Mar 30, 2014, 12:50 AM EDT
Even with the losses in the front court from last season’s team, Frank Kaminsky’s name didn’t come up all too often when prognosticators discussed the Wisconsin Badgers before the start of the 2013-14 season. And based upon Kaminsky’s production in his first two seasons in Madison, that’s understandable.
After averaging 1.8 points and 1.4 rebounds per game as a freshman, the 7-footer raised his scoring to 4.2 points per contest as a sophomore. And while the presence of Jared Berggren and Ryan Evans needs to be noted with regards to the low average, it would be understandable if most didn’t expect Kaminsky to become one of the country’s best inside-out big men. However that’s been the case this season, and Kaminsky’s performance in the Badgers’ 64-63 win over No. 1 Arizona was simply the latest standout performance in what has been an outstanding junior campaign.
Kaminsky was the one matchup Arizona, arguably the best defensive team in the country, struggled to find an answer for as he scored 28 points and grabbed 11 rebounds. Kaminsky made 11 of his 20 shots from the field, which included a 3-for-5 night from beyond the arc.
When defended by Arizona’s 7-foot center Kaleb Tarczewski the junior was able to use his perimeter skills, either knocking down jumpers or on a few occasions taking the ball to the basket. Arizona’s hope early on was that Tarczewski, who struggled with foul trouble in their win over San Diego State, would be able to defend Kaminsky without needing help.
When that strategy didn’t work Arizona went small, having the ultra-athletic Aaron Gordon move to the center position and defend Kaminsky. But as the game progressed, there was an issue with this as well.
Deciding to switch all ball screens when they went small, Arizona ended up with a guard defending Kaminsky on multiple occasions. And while Wisconsin didn’t alway throw Kaminsky the ball in the post when this occurred, they were able to attack the Arizona defense off the dribble.
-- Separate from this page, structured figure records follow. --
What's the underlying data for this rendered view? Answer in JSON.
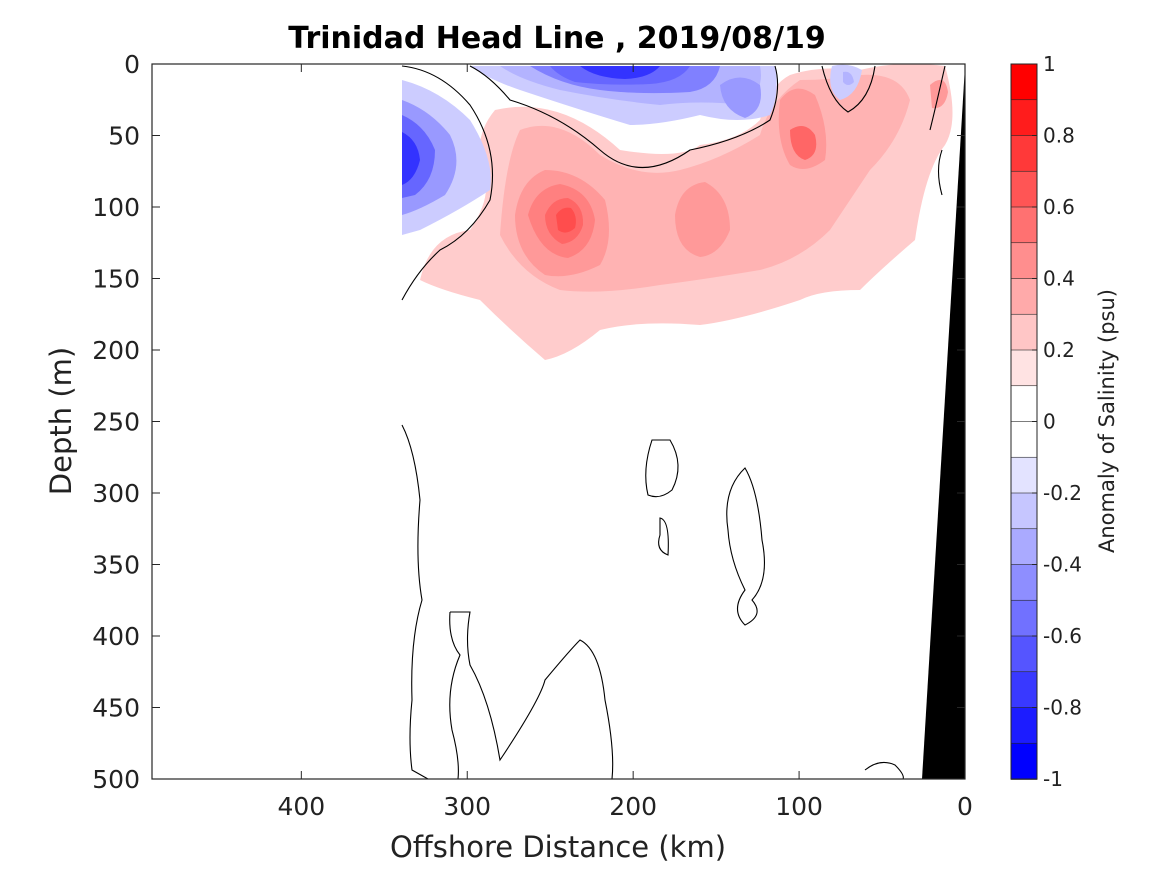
{
  "chart_data": {
    "type": "heatmap",
    "title": "Trinidad Head Line , 2019/08/19",
    "xlabel": "Offshore Distance (km)",
    "ylabel": "Depth (m)",
    "xlim": [
      490,
      0
    ],
    "ylim": [
      0,
      500
    ],
    "x_reversed": true,
    "y_reversed": true,
    "xticks": [
      400,
      300,
      200,
      100,
      0
    ],
    "yticks": [
      0,
      50,
      100,
      150,
      200,
      250,
      300,
      350,
      400,
      450,
      500
    ],
    "colorbar": {
      "label": "Anomaly of Salinity (psu)",
      "clim": [
        -1,
        1
      ],
      "step": 0.1,
      "ticks": [
        1,
        0.8,
        0.6,
        0.4,
        0.2,
        0,
        -0.2,
        -0.4,
        -0.6,
        -0.8,
        -1
      ],
      "colormap": "blue-white-red",
      "low_color": "#0000ff",
      "high_color": "#ff0000"
    },
    "grid": false,
    "contour_level": 0,
    "features": [
      {
        "name": "negative anomaly near surface",
        "x_range": [
          240,
          70
        ],
        "depth_range": [
          0,
          60
        ],
        "min_value": -0.8
      },
      {
        "name": "negative anomaly offshore edge",
        "x_range": [
          340,
          300
        ],
        "depth_range": [
          20,
          120
        ],
        "min_value": -0.7
      },
      {
        "name": "positive anomaly core",
        "x_range": [
          280,
          180
        ],
        "depth_range": [
          70,
          180
        ],
        "max_value": 0.6
      },
      {
        "name": "positive anomaly nearshore",
        "x_range": [
          120,
          60
        ],
        "depth_range": [
          20,
          100
        ],
        "max_value": 0.5
      },
      {
        "name": "bathymetry (seafloor)",
        "x_range": [
          28,
          0
        ],
        "depth_range": [
          0,
          500
        ]
      }
    ]
  }
}
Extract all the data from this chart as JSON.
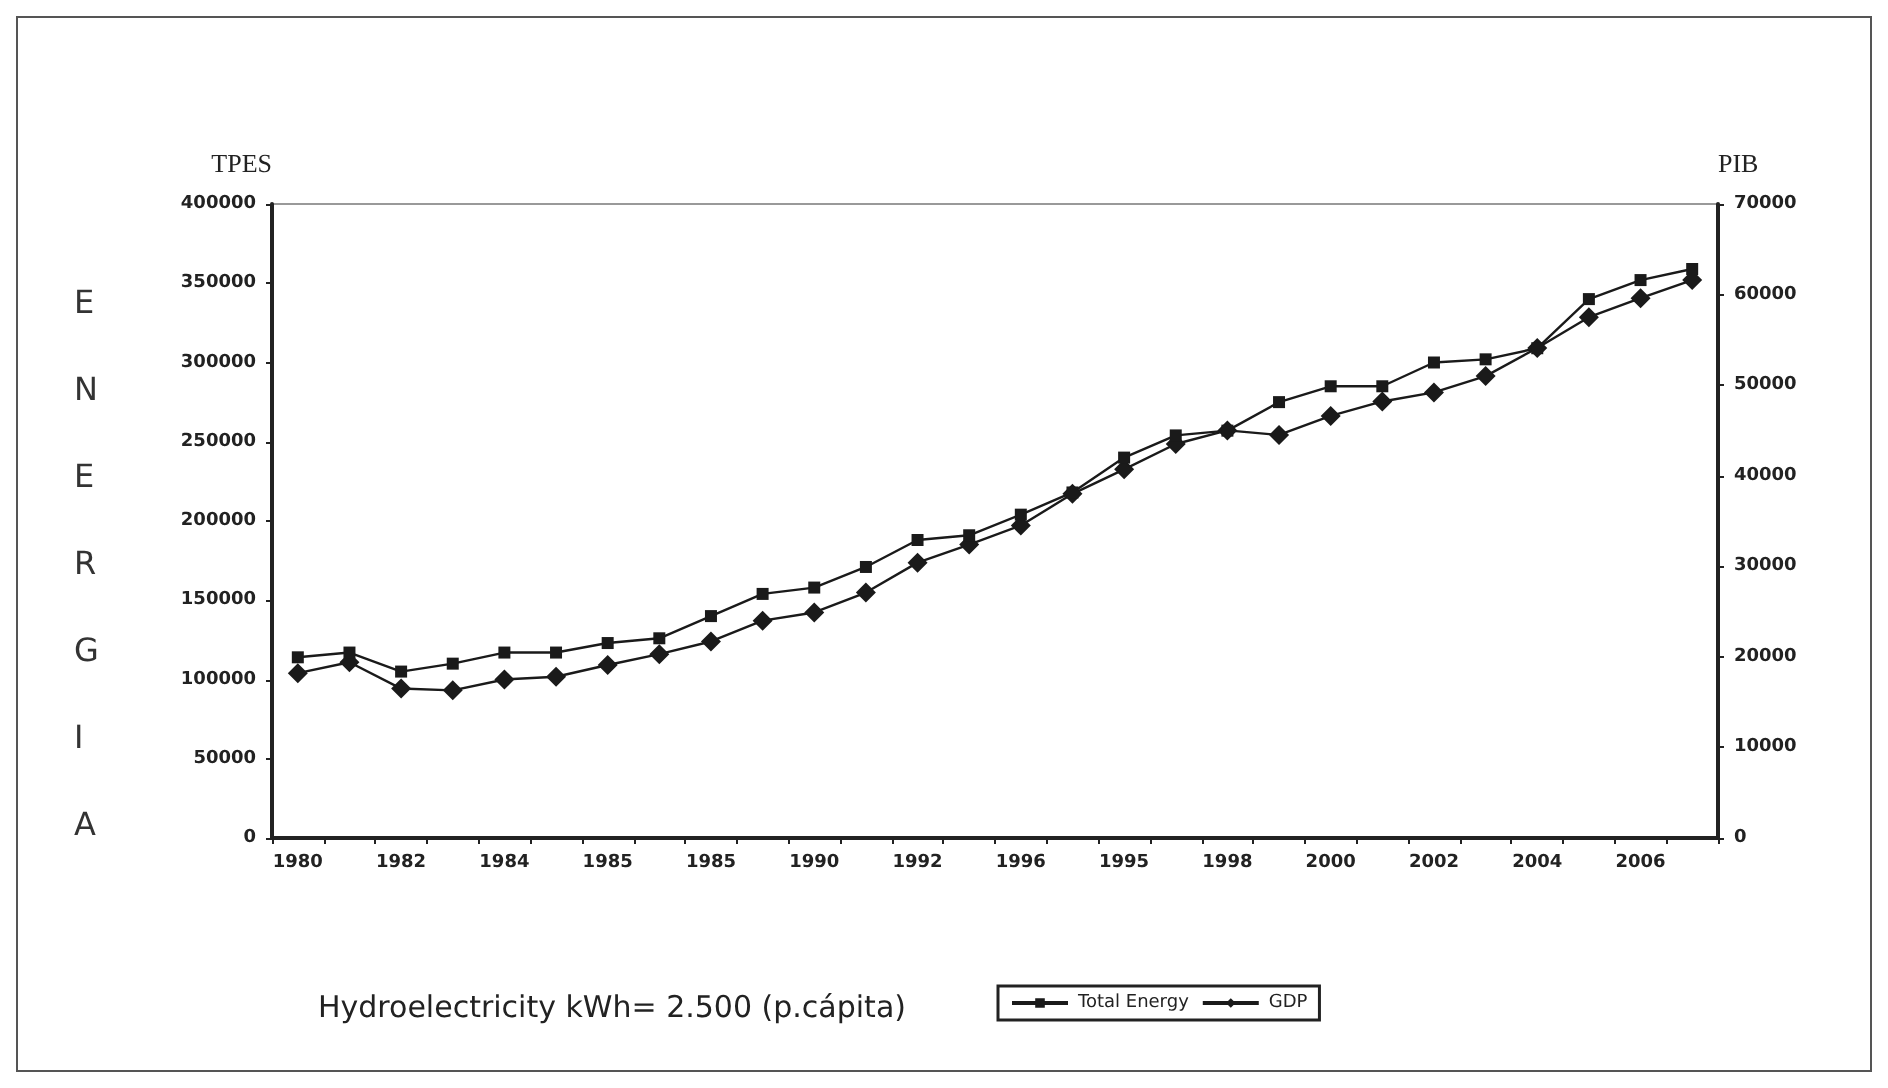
{
  "chart_data": {
    "type": "line",
    "ylabel": "TPES",
    "y2label": "PIB",
    "annotations": [
      "ENERGIA",
      "Hydroelectricity kWh= 2.500 (p.cápita)"
    ],
    "categories": [
      "1980",
      null,
      "1982",
      null,
      "1984",
      null,
      "1985",
      null,
      "1985",
      null,
      "1990",
      null,
      "1992",
      null,
      "1996",
      null,
      "1995",
      null,
      "1998",
      null,
      "2000",
      null,
      "2002",
      null,
      "2004",
      null,
      "2006",
      null
    ],
    "series": [
      {
        "name": "Total Energy",
        "color": "#1a1a1a",
        "marker": "square",
        "values": [
          114000,
          117000,
          105000,
          110000,
          117000,
          117000,
          123000,
          126000,
          140000,
          154000,
          158000,
          171000,
          188000,
          191000,
          204000,
          218000,
          240000,
          254000,
          257000,
          275000,
          285000,
          285000,
          300000,
          302000,
          309000,
          340000,
          352000,
          359000
        ]
      },
      {
        "name": "GDP",
        "color": "#1a1a1a",
        "marker": "diamond",
        "axis": "y2",
        "values": [
          18200,
          19400,
          16500,
          16300,
          17500,
          17800,
          19100,
          20300,
          21700,
          24000,
          24900,
          27100,
          30400,
          32400,
          34500,
          38000,
          40700,
          43500,
          45000,
          44500,
          46600,
          48200,
          49200,
          51000,
          54100,
          57500,
          59600,
          61600
        ]
      }
    ],
    "ylim": [
      0,
      400000
    ],
    "yticks": [
      0,
      50000,
      100000,
      150000,
      200000,
      250000,
      300000,
      350000,
      400000
    ],
    "y2lim": [
      0,
      70000
    ],
    "y2ticks": [
      0,
      10000,
      20000,
      30000,
      40000,
      50000,
      60000,
      70000
    ],
    "grid": false,
    "legend": "bottom",
    "line_style": "solid"
  }
}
Wisconsin shot just 39.3% from the field on the night, but the presence of Kaminsky resulted in the Badgers scoring 1.05 points per possession.
And while that number may not seem all that impressive, the opposition must be considered. Arizona allowed more than 1.05 points per possession in just four other games this season, with two being against UCLA. With few opportunities to truly expose Arizona, it was vitally important that Wisconsin take advantage of the one matchup that fell in their favor. That matchup was Kaminsky, a development few thought possible back in October.
That’s a credit to Bo Ryan and the coaching staff as well as Kaminsky’s teammates, but the biggest key is Kaminsky himself. Faced with the challenge of helping Wisconsin account for the loss of Berggren and Evans, the junior stepped up. And as a result of Kaminsky’s hard work, Wisconsin will make its first Final Four appearance since 2000.